Mega Dodo 2016
Material myth-making from the inhabitants of ethereal otherworld: famed Irish duo condense their murk for all to see.
This little collective seemed a vital piece in an Éire musical mosaic, and their three Charisma albums traced Leo O’Kelly and Sonny Condell’s progress from acoustic troubadours to full-fledged folk rockers, yet it took the veterans more than four decades to grace the studio again. The result was 2015’s “The Dark Dance” – brought on-stage in Putney on the day of its release and preserved for posterity here – a success and a natural successor to an original records run.
The “Half Moon” performance encompasses all the duo’s history, including their wilderness years when Sonny and Leo started to play the drily rocking “Eyelids Into Snow” that has yet to see a non-concert release, but starting with “Time Is Like A Promise” which, aeons ago, opened the group’s self-titled debut and, while still gentle, turned youthful hope into a seasoned traveler’s rumination on life lived on the road now. Two voices’ twine timelessly smooth and two guitars’ web eternally light, the past taps into the present in the elegiac haze of “I Have Known Love” and three more new tunes, the gloomy ones, as “Ricochet” drowns screams in a sparsely echoing trance and “You In Yellow” weaves a heart-wrenching fiddle in its fabric.
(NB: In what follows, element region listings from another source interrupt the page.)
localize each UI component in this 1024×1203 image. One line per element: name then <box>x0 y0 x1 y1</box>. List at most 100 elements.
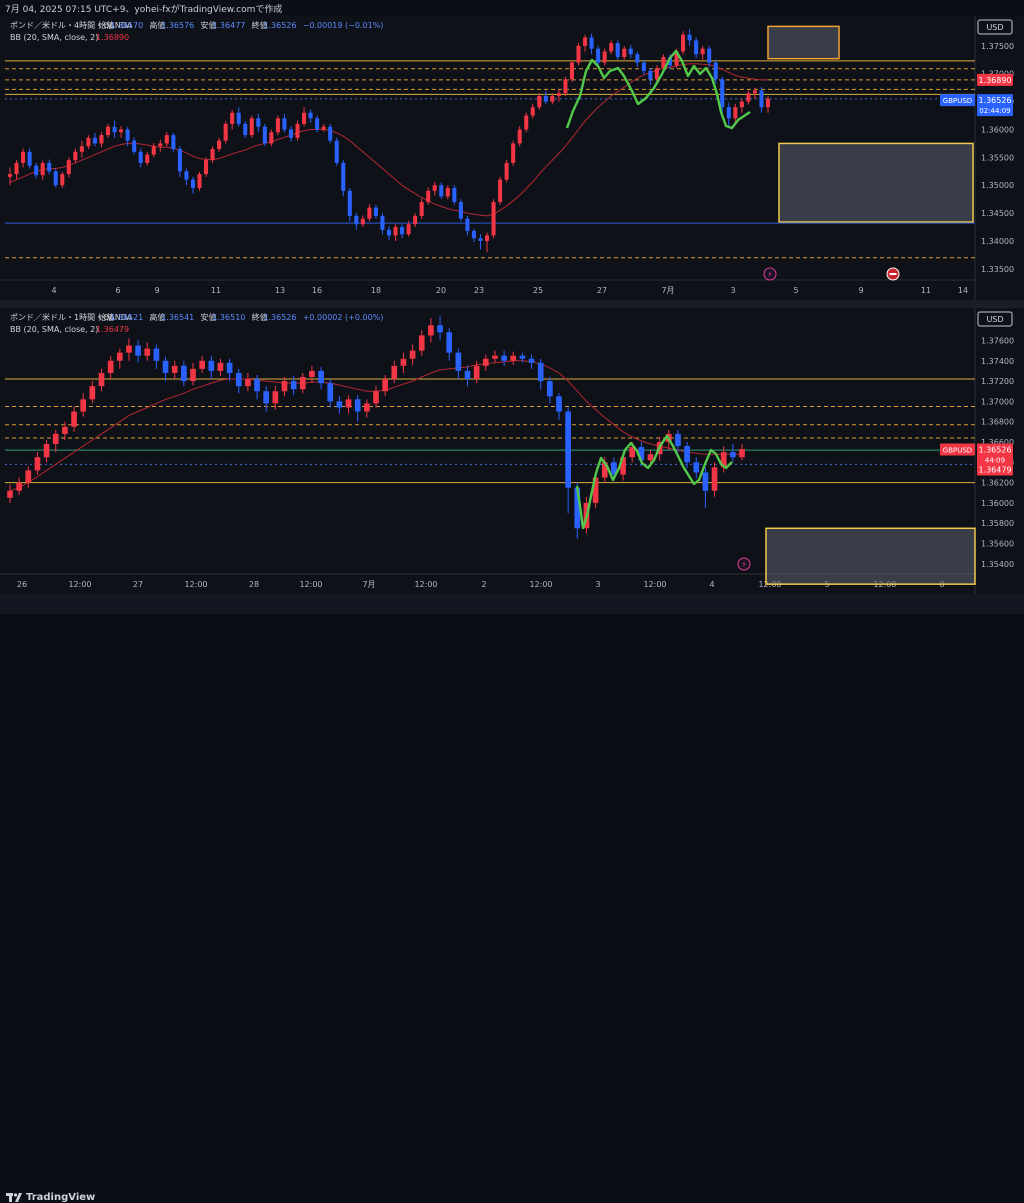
candle-body <box>547 381 553 397</box>
chart-svg-1h[interactable]: 1.37600 1.37400 1.37200 1.37000 1.36800 1.366… <box>0 308 1024 594</box>
candle-body <box>66 160 71 175</box>
candle-body <box>217 362 224 371</box>
candle-body <box>135 345 141 356</box>
y-tick-label: 1.37500 <box>981 42 1014 51</box>
candle-body <box>105 126 111 136</box>
candle-body <box>158 143 163 147</box>
pattern-drawing[interactable] <box>575 434 733 530</box>
candle-body <box>445 188 450 197</box>
candle-body <box>739 101 744 108</box>
candle-body <box>236 112 241 124</box>
x-tick-label: 25 <box>533 286 543 295</box>
candle-body <box>563 79 568 94</box>
candle-body <box>184 171 189 180</box>
candle-body <box>759 90 764 108</box>
candle-body <box>243 123 248 136</box>
chart-pane-4h[interactable]: 1.375001.370001.365001.360001.355001.350… <box>0 16 1024 300</box>
tradingview-brand-text: TradingView <box>26 1191 96 1203</box>
x-tick-label: 7月 <box>661 286 674 295</box>
candle-body <box>455 352 462 371</box>
candle-body <box>432 185 437 191</box>
candle-body <box>569 62 574 80</box>
candle-body <box>406 224 411 235</box>
currency-button[interactable] <box>977 311 1013 327</box>
candle-body <box>321 126 326 130</box>
candle-body <box>138 151 143 163</box>
candle-body <box>675 433 681 447</box>
candle-body <box>720 452 727 468</box>
y-tick-label: 1.37400 <box>981 357 1014 366</box>
candle-body <box>700 48 705 55</box>
candle-body <box>145 154 150 163</box>
legend-change: −0.00019 (−0.01%) <box>303 21 384 30</box>
candle-body <box>245 379 251 387</box>
candle-body <box>308 112 313 119</box>
candle-body <box>628 48 633 55</box>
candle-body <box>112 126 117 133</box>
candle-body <box>471 230 476 239</box>
candle-body <box>327 383 334 402</box>
candle-body <box>86 137 91 147</box>
y-tick-label: 1.36000 <box>981 499 1014 508</box>
candle-body <box>190 368 196 382</box>
pattern-drawing[interactable] <box>565 49 751 130</box>
candle-body <box>713 62 718 80</box>
legend-bb-study: BB (20, SMA, close, 2) <box>10 325 98 334</box>
bb-price-tag <box>977 463 1013 476</box>
y-tick-label: 1.36600 <box>981 438 1014 447</box>
x-tick-label: 14 <box>958 286 968 295</box>
x-tick-label: 12:00 <box>184 580 207 589</box>
candle-body <box>7 490 13 498</box>
legend-bb-study: BB (20, SMA, close, 2) <box>10 33 98 42</box>
y-tick-label: 1.35800 <box>981 519 1014 528</box>
target-zone[interactable] <box>767 25 840 60</box>
target-zone[interactable] <box>765 527 976 585</box>
candle-body <box>426 190 431 202</box>
tradingview-logo[interactable]: TradingView <box>6 1191 95 1203</box>
candle-body <box>171 365 178 373</box>
target-zone[interactable] <box>778 142 974 223</box>
candle-body <box>380 215 385 230</box>
y-tick-label: 1.35400 <box>981 560 1014 569</box>
currency-button[interactable] <box>977 19 1013 35</box>
candle-body <box>667 57 673 66</box>
candle-body <box>565 411 571 488</box>
candle-body <box>164 135 169 144</box>
candle-body <box>53 171 58 186</box>
candle-body <box>556 93 561 97</box>
candle-body <box>210 149 215 161</box>
lightning-event-icon[interactable] <box>763 267 777 281</box>
candle-body <box>299 377 306 390</box>
candle-body <box>153 348 160 361</box>
candle-body <box>73 151 78 161</box>
x-tick-label: 9 <box>858 286 863 295</box>
candle-body <box>478 238 483 241</box>
x-tick-label: 9 <box>154 286 159 295</box>
chart-pane-1h[interactable]: 1.37600 1.37400 1.37200 1.37000 1.36800 1.366… <box>0 308 1024 594</box>
chart-svg-4h[interactable]: 1.375001.370001.365001.360001.355001.350… <box>0 16 1024 300</box>
candle-body <box>92 137 97 144</box>
candle-body <box>263 391 270 404</box>
x-tick-label: 13 <box>275 286 285 295</box>
candle-body <box>482 358 489 366</box>
candle-body <box>556 396 562 412</box>
lightning-event-icon[interactable] <box>737 557 751 571</box>
candle-body <box>80 399 87 412</box>
candle-body <box>492 355 498 359</box>
candle-body <box>151 146 156 155</box>
candle-body <box>510 355 517 361</box>
bb-price-text: 1.36890 <box>978 76 1011 85</box>
candle-body <box>336 401 343 408</box>
header-bar: 7月 04, 2025 07:15 UTC+9、yohei-fxがTrading… <box>0 0 1024 16</box>
candle-body <box>318 370 324 384</box>
candle-body <box>498 179 503 202</box>
candle-body <box>620 457 626 475</box>
legend-change: +0.00002 (+0.00%) <box>303 313 384 322</box>
candle-body <box>354 215 359 225</box>
pane-divider[interactable] <box>0 300 1024 308</box>
candle-body <box>439 185 444 197</box>
candle-body <box>34 165 39 176</box>
x-tick-label: 11 <box>921 286 931 295</box>
candle-body <box>354 399 361 412</box>
x-tick-label: 18 <box>371 286 381 295</box>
Paradoxically, in front of the audience, the pieces’ aloofness increases, but then there are “Looking Up” whose electric charge is mesmeric, marrying drone to a twang, and the merry “The Lady I Love” off "A Tear And A Smile" which gets unhinged to exist in the moment of delivery. The only saggy spot of it all is the show’s only cut from "Strong In The Sun", as “Free Ride” has somehow lost its momentum towards the finale, before “Two White Horses” slowly rides into the sunset leaving an impression that the night of the dark dance wouldn’t be TIR NA NOG’s last. Their fire is still burning bright in the shadow of time.